3. D'une part, il ressort des pièces du dossier que M. A... a noué des liens personnels avec des ressortissants français à travers les différentes familles qui l'ont accueilli successivement à leurs domiciles, une enseignante et un directeur délégué aux formations professionnelles de son lycée professionnel, et des personnes qui l'ont accompagné dans le cadre de structures sociales. S'il a obtenu en France un certificat d'aptitude professionnelle d'agent polyvalent de restauration et justifie avoir été apprécié dans le cadre de stages et d'un emploi à durée déterminée du 8 octobre au 29 novembre 2019 dont il a bénéficié au sein d'une entreprise, qui lui a délivré, le 1er mars 2021, une promesse d'embauche de commis de cuisine à temps plein à son bénéfice, il est constant que, selon la consultation décadactylaire du fichier automatisé des empreintes digitales, l'intéressé est connu des forces de l'ordre pour détention non autorisée de stupéfiants du 10 octobre 2018 et il a été condamné le 29 décembre 2022 par le tribunal correctionnel d'Annecy à une peine de quatre mois d'emprisonnement pour avoir commis le 27 décembre 2022 notamment un vol et un acte de rébellion. Dans ces conditions, M. A..., qui est dépourvu de toute attaches familiales en France, ne justifie pas d'une insertion particulière dans la société française. Enfin, il n'établit pas ne pas avoir gardé des attaches personnelles et familiales dans son pays d'origine où il a vécu la majeure partie de sa vie et où réside sa mère, quand bien même elle y serait incarcérée, Par suite, le moyen tiré de ce que l'obligation de quitter le territoire français méconnaît l'article 8 de la convention européenne de sauvegarde des droits de l'homme et des libertés fondamentales doit être écarté.

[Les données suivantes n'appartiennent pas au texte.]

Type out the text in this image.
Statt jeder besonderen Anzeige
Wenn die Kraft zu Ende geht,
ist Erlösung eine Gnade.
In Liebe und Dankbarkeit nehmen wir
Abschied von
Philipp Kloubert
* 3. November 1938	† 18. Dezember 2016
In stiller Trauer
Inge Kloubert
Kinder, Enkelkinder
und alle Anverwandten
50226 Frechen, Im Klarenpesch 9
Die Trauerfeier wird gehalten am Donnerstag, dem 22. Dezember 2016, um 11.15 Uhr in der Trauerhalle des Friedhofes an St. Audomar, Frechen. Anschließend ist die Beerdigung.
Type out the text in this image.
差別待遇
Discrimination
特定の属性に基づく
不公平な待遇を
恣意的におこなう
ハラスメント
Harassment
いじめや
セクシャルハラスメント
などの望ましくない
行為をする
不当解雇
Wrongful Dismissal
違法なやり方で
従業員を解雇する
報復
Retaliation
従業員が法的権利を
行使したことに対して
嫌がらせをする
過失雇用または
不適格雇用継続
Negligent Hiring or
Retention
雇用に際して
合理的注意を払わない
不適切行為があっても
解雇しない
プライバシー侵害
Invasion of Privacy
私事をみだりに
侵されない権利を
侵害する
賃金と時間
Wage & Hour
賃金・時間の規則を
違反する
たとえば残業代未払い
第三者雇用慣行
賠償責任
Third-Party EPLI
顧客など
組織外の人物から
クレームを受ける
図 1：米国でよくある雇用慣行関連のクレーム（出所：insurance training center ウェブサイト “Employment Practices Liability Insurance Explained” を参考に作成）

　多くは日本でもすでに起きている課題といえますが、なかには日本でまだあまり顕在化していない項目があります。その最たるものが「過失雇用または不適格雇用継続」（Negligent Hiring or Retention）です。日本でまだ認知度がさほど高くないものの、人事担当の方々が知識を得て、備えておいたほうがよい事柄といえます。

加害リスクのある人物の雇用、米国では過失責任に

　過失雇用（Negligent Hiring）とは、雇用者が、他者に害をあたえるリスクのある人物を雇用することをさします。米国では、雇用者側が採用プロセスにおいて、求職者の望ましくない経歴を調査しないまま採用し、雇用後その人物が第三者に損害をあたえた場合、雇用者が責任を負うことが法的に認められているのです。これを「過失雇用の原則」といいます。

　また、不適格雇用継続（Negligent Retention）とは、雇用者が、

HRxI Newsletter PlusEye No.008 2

4. D'autre part, aux termes de l'article L. 612-10 du code l'entrée et du séjour des étrangers et du droit d'asile : " Pour fixer la durée des interdictions de retour mentionnées aux articles L. 612-6 et L. 612-7, l'autorité administrative tient compte de la durée de présence de l'étranger sur le territoire français, de la nature et de l'ancienneté de ses liens avec la France, de la circonstance qu'il a déjà fait l'objet ou non d'une mesure d'éloignement et de la menace pour l'ordre public que représente sa présence sur le territoire français. (...) ".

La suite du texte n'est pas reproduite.